Plans were immediately made for an operation. However, before the operation began, the family’s pastor, Father Mick O’Neill from St. Francis of Assisi in Seffner, Fla., showed up at the hospital to bless Ben’s legs. This, according to Welch, was the first of a number of miracles that would occur in the months ahead.

“Before Father Mick arrived, Ben was screaming in agony due to his legs. The slightest movement or touch caused him excruciating pain,” Welch recalled. “So when Father Mick came in, I thought Ben was going to go through the roof with him touching and blessing his leg.”

However, as their priest blessed Ben’s leg with the sign of the cross four times, he did not make a sound.

The operation was successful. But it was the start of a 15-month period in which Ben would undergo several more operations and be confined to a wheelchair for more than a year.

“I basically lived in the hospital for around six weeks,” says Welch. “I clung to the Rosary all during that time.”

She says her lowest moment came during that first visit in February. After two weeks in the hospital, Ben’s fever spiked at 104. He was coughing incessantly and began talking about dying.

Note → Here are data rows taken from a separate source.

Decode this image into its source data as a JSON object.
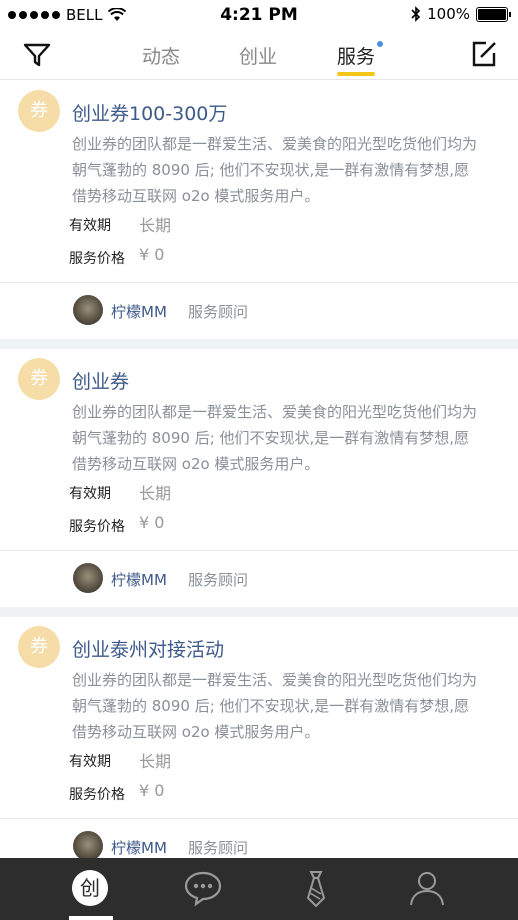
{
  "status": {
    "carrier": "BELL",
    "time": "4:21 PM",
    "battery": "100%"
  },
  "nav": {
    "tabs": [
      {
        "label": "动态",
        "active": false
      },
      {
        "label": "创业",
        "active": false
      },
      {
        "label": "服务",
        "active": true
      }
    ],
    "filter_icon": "filter-icon",
    "compose_icon": "compose-icon"
  },
  "cards": [
    {
      "badge": "券",
      "title": "创业券100-300万",
      "desc": "创业券的团队都是一群爱生活、爱美食的阳光型吃货他们均为朝气蓬勃的 8090 后; 他们不安现状,是一群有激情有梦想,愿借势移动互联网 o2o 模式服务用户。",
      "validity_label": "有效期",
      "validity_value": "长期",
      "price_label": "服务价格",
      "price_value": "¥ 0",
      "author": "柠檬MM",
      "role": "服务顾问"
    },
    {
      "badge": "券",
      "title": "创业券",
      "desc": "创业券的团队都是一群爱生活、爱美食的阳光型吃货他们均为朝气蓬勃的 8090 后; 他们不安现状,是一群有激情有梦想,愿借势移动互联网 o2o 模式服务用户。",
      "validity_label": "有效期",
      "validity_value": "长期",
      "price_label": "服务价格",
      "price_value": "¥ 0",
      "author": "柠檬MM",
      "role": "服务顾问"
    },
    {
      "badge": "券",
      "title": "创业泰州对接活动",
      "desc": "创业券的团队都是一群爱生活、爱美食的阳光型吃货他们均为朝气蓬勃的 8090 后; 他们不安现状,是一群有激情有梦想,愿借势移动互联网 o2o 模式服务用户。",
      "validity_label": "有效期",
      "validity_value": "长期",
      "price_label": "服务价格",
      "price_value": "¥ 0",
      "author": "柠檬MM",
      "role": "服务顾问"
    }
  ],
  "bottom_tabs": [
    {
      "icon": "chuang-icon",
      "active": true
    },
    {
      "icon": "chat-bubble-icon",
      "active": false
    },
    {
      "icon": "tie-icon",
      "active": false
    },
    {
      "icon": "person-icon",
      "active": false
    }
  ]
}
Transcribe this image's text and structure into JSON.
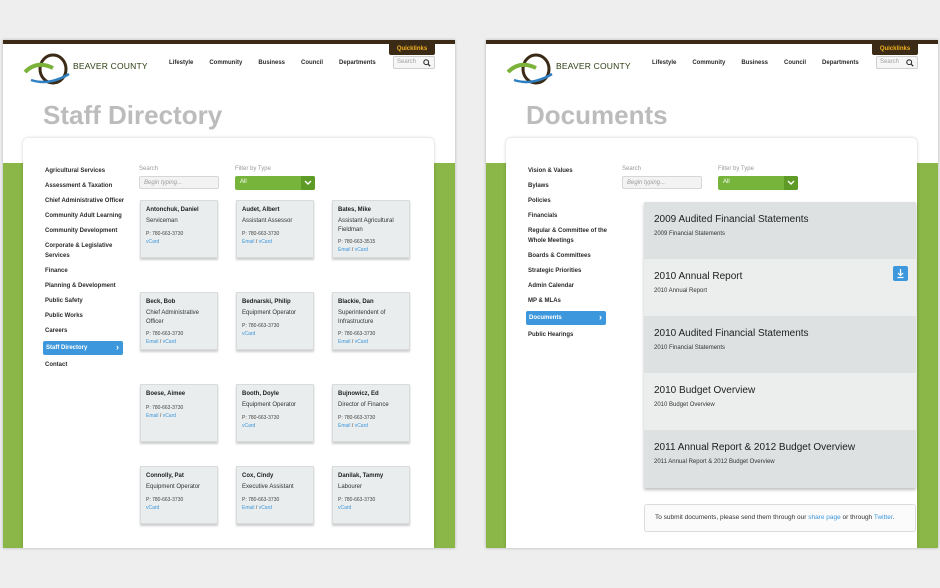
{
  "brand": "BEAVER COUNTY",
  "quicklinks": "Quicklinks",
  "nav": [
    "Lifestyle",
    "Community",
    "Business",
    "Council",
    "Departments"
  ],
  "search_placeholder": "Search",
  "colors": {
    "accent": "#3d97dc",
    "green": "#8ab748",
    "brown": "#3b2a15"
  },
  "left": {
    "title": "Staff Directory",
    "sidebar": [
      "Agricultural Services",
      "Assessment & Taxation",
      "Chief Administrative Officer",
      "Community Adult Learning",
      "Community Development",
      "Corporate & Legislative Services",
      "Finance",
      "Planning & Development",
      "Public Safety",
      "Public Works",
      "Careers",
      "Staff Directory",
      "Contact"
    ],
    "active_index": 11,
    "search_label": "Search",
    "search_placeholder": "Begin typing...",
    "filter_label": "Filter by Type",
    "filter_value": "All",
    "phone": "P: 780-663-3730",
    "email": "Email",
    "vcard": "vCard",
    "sep": "/",
    "staff": [
      {
        "name": "Antonchuk, Daniel",
        "title": "Serviceman",
        "phone": "P: 780-663-3730",
        "links": "vcard"
      },
      {
        "name": "Audet, Albert",
        "title": "Assistant Assessor",
        "phone": "P: 780-663-3730",
        "links": "both"
      },
      {
        "name": "Bates, Mike",
        "title": "Assistant Agricultural Fieldman",
        "phone": "P: 780-663-3515",
        "links": "both"
      },
      {
        "name": "Beck, Bob",
        "title": "Chief Administrative Officer",
        "phone": "P: 780-663-3730",
        "links": "both"
      },
      {
        "name": "Bednarski, Philip",
        "title": "Equipment Operator",
        "phone": "P: 780-663-3730",
        "links": "vcard"
      },
      {
        "name": "Blackie, Dan",
        "title": "Superintendent of Infrastructure",
        "phone": "P: 780-663-3730",
        "links": "both"
      },
      {
        "name": "Boese, Aimee",
        "title": "",
        "phone": "P: 780-663-3730",
        "links": "both"
      },
      {
        "name": "Booth, Doyle",
        "title": "Equipment Operator",
        "phone": "P: 780-663-3730",
        "links": "vcard"
      },
      {
        "name": "Bujnowicz, Ed",
        "title": "Director of Finance",
        "phone": "P: 780-663-3730",
        "links": "both"
      },
      {
        "name": "Connolly, Pat",
        "title": "Equipment Operator",
        "phone": "P: 780-663-3730",
        "links": "vcard"
      },
      {
        "name": "Cox, Cindy",
        "title": "Executive Assistant",
        "phone": "P: 780-663-3730",
        "links": "both"
      },
      {
        "name": "Danilak, Tammy",
        "title": "Labourer",
        "phone": "P: 780-663-3730",
        "links": "vcard"
      }
    ]
  },
  "right": {
    "title": "Documents",
    "sidebar": [
      "Vision & Values",
      "Bylaws",
      "Policies",
      "Financials",
      "Regular & Committee of the Whole Meetings",
      "Boards & Committees",
      "Strategic Priorities",
      "Admin Calendar",
      "MP & MLAs",
      "Documents",
      "Public Hearings"
    ],
    "active_index": 9,
    "search_label": "Search",
    "search_placeholder": "Begin typing...",
    "filter_label": "Filter by Type",
    "filter_value": "All",
    "documents": [
      {
        "title": "2009 Audited Financial Statements",
        "type": "2009 Financial Statements"
      },
      {
        "title": "2010 Annual Report",
        "type": "2010 Annual Report",
        "download": true
      },
      {
        "title": "2010 Audited Financial Statements",
        "type": "2010 Financial Statements"
      },
      {
        "title": "2010 Budget Overview",
        "type": "2010 Budget Overview"
      },
      {
        "title": "2011 Annual Report & 2012 Budget Overview",
        "type": "2011 Annual Report & 2012 Budget Overview"
      }
    ],
    "submit": {
      "pre": "To submit documents, please send them through our ",
      "link1": "share page",
      "mid": " or through ",
      "link2": "Twitter",
      "post": "."
    }
  }
}
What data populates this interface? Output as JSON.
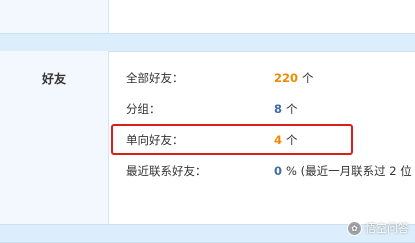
{
  "section": {
    "title": "好友"
  },
  "rows": [
    {
      "label": "全部好友：",
      "value": "220",
      "value_color": "#f08a00",
      "unit": "个"
    },
    {
      "label": "分组：",
      "value": "8",
      "value_color": "#3d6ea5",
      "unit": "个"
    },
    {
      "label": "单向好友：",
      "value": "4",
      "value_color": "#f08a00",
      "unit": "个"
    },
    {
      "label": "最近联系好友：",
      "value": "0",
      "value_color": "#3d6ea5",
      "unit": "% (最近一月联系过 2 位"
    }
  ],
  "watermark": {
    "text": "悟空问答",
    "logo_icon": "wukong-logo-icon"
  },
  "colors": {
    "band": "#dcedfb",
    "label_column": "#f2f8fe",
    "highlight_border": "#d8201a"
  }
}
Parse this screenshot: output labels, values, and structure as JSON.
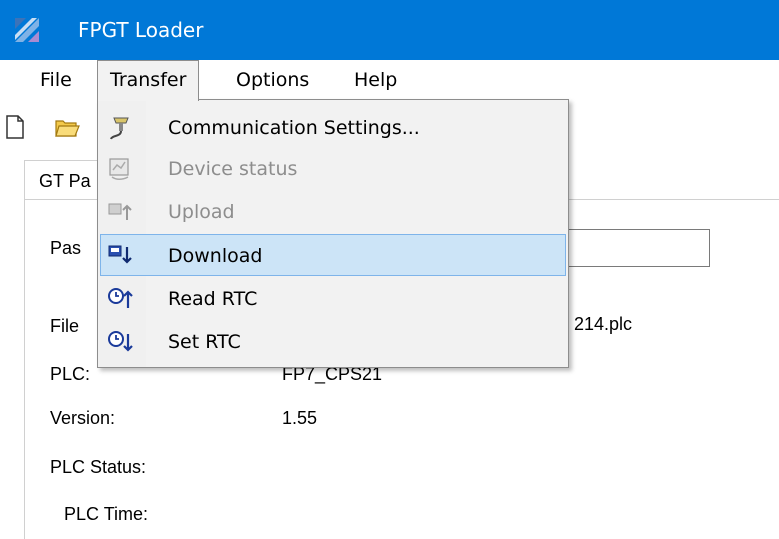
{
  "window": {
    "title": "FPGT Loader"
  },
  "menu": {
    "file": "File",
    "transfer": "Transfer",
    "options": "Options",
    "help": "Help"
  },
  "toolbar": {
    "new_icon": "new-file-icon",
    "open_icon": "open-folder-icon"
  },
  "tabs": {
    "active": "GT Pa"
  },
  "info": {
    "password_label": "Pas",
    "file_label": "File",
    "file_value": "214.plc",
    "plc_label": "PLC:",
    "plc_value": "FP7_CPS21",
    "version_label": "Version:",
    "version_value": "1.55",
    "plc_status_label": "PLC Status:",
    "plc_time_label": "PLC Time:"
  },
  "transfer_menu": {
    "items": [
      {
        "label": "Communication Settings...",
        "icon": "plug-icon",
        "enabled": true
      },
      {
        "label": "Device status",
        "icon": "device-status-icon",
        "enabled": false
      },
      {
        "label": "Upload",
        "icon": "upload-icon",
        "enabled": false
      },
      {
        "label": "Download",
        "icon": "download-icon",
        "enabled": true,
        "highlighted": true
      },
      {
        "label": "Read RTC",
        "icon": "read-rtc-icon",
        "enabled": true
      },
      {
        "label": "Set RTC",
        "icon": "set-rtc-icon",
        "enabled": true
      }
    ]
  },
  "colors": {
    "titlebar": "#0078d7",
    "highlight": "#cce4f7",
    "highlight_border": "#7eb4ea",
    "disabled_text": "#8d8d8d"
  }
}
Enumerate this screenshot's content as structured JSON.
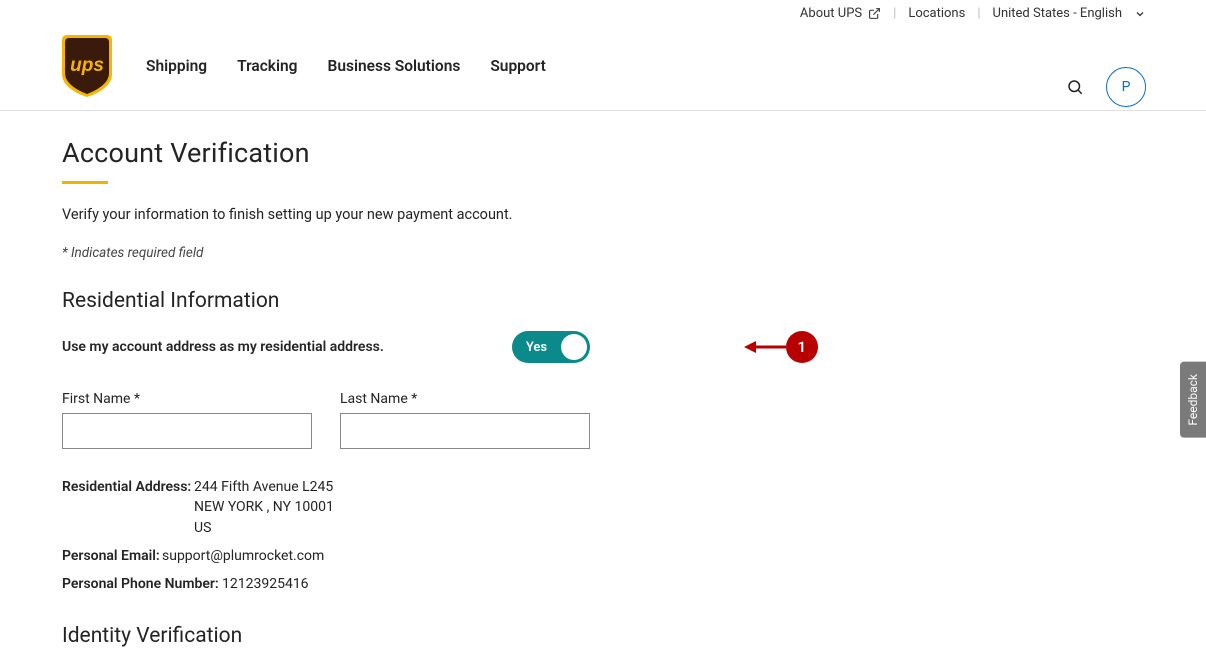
{
  "topbar": {
    "about": "About UPS",
    "locations": "Locations",
    "locale": "United States - English"
  },
  "nav": {
    "shipping": "Shipping",
    "tracking": "Tracking",
    "business": "Business Solutions",
    "support": "Support"
  },
  "avatar": {
    "initial": "P"
  },
  "page": {
    "title": "Account Verification",
    "intro": "Verify your information to finish setting up your new payment account.",
    "required_note": "* Indicates required field"
  },
  "residential": {
    "heading": "Residential Information",
    "toggle_label": "Use my account address as my residential address.",
    "toggle_state": "Yes",
    "first_name_label": "First Name *",
    "last_name_label": "Last Name *",
    "first_name_value": "",
    "last_name_value": "",
    "address_label": "Residential Address:",
    "address_line1": "244 Fifth Avenue L245",
    "address_line2": "NEW YORK , NY 10001",
    "address_line3": "US",
    "email_label": "Personal Email:",
    "email_value": "support@plumrocket.com",
    "phone_label": "Personal Phone Number:",
    "phone_value": "12123925416"
  },
  "identity": {
    "heading": "Identity Verification"
  },
  "annotation": {
    "number": "1"
  },
  "feedback": {
    "label": "Feedback"
  }
}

“I thought I was going to lose my son. But as I reflect on that low moment, I could feel Mary’s arms around me. Mary was there just like she was for her son at the foot of the cross.”

In May 2006, Ben was out of his wheelchair. While his soccer-playing days are over, the now 15-year-old has developed an 80-mph fastball on the baseball diamond. And just last year Ben set a new record for running the mile at the Villa Madonna School outside of Tampa.

More importantly, Ben’s miraculous recovery has strengthened their faith. Mom, Dad and older sisters Katie and Courtney are firm believers that with Jesus and Mary on your side miracles do happen.

At “Mary’s Touch,” Lomonte never tires of hearing stories like these: “A witness of faith is the best teacher. These stories make Mary real. This is our faith in action.”

Eddie O’Neill writes from Green Bay, Wisconsin.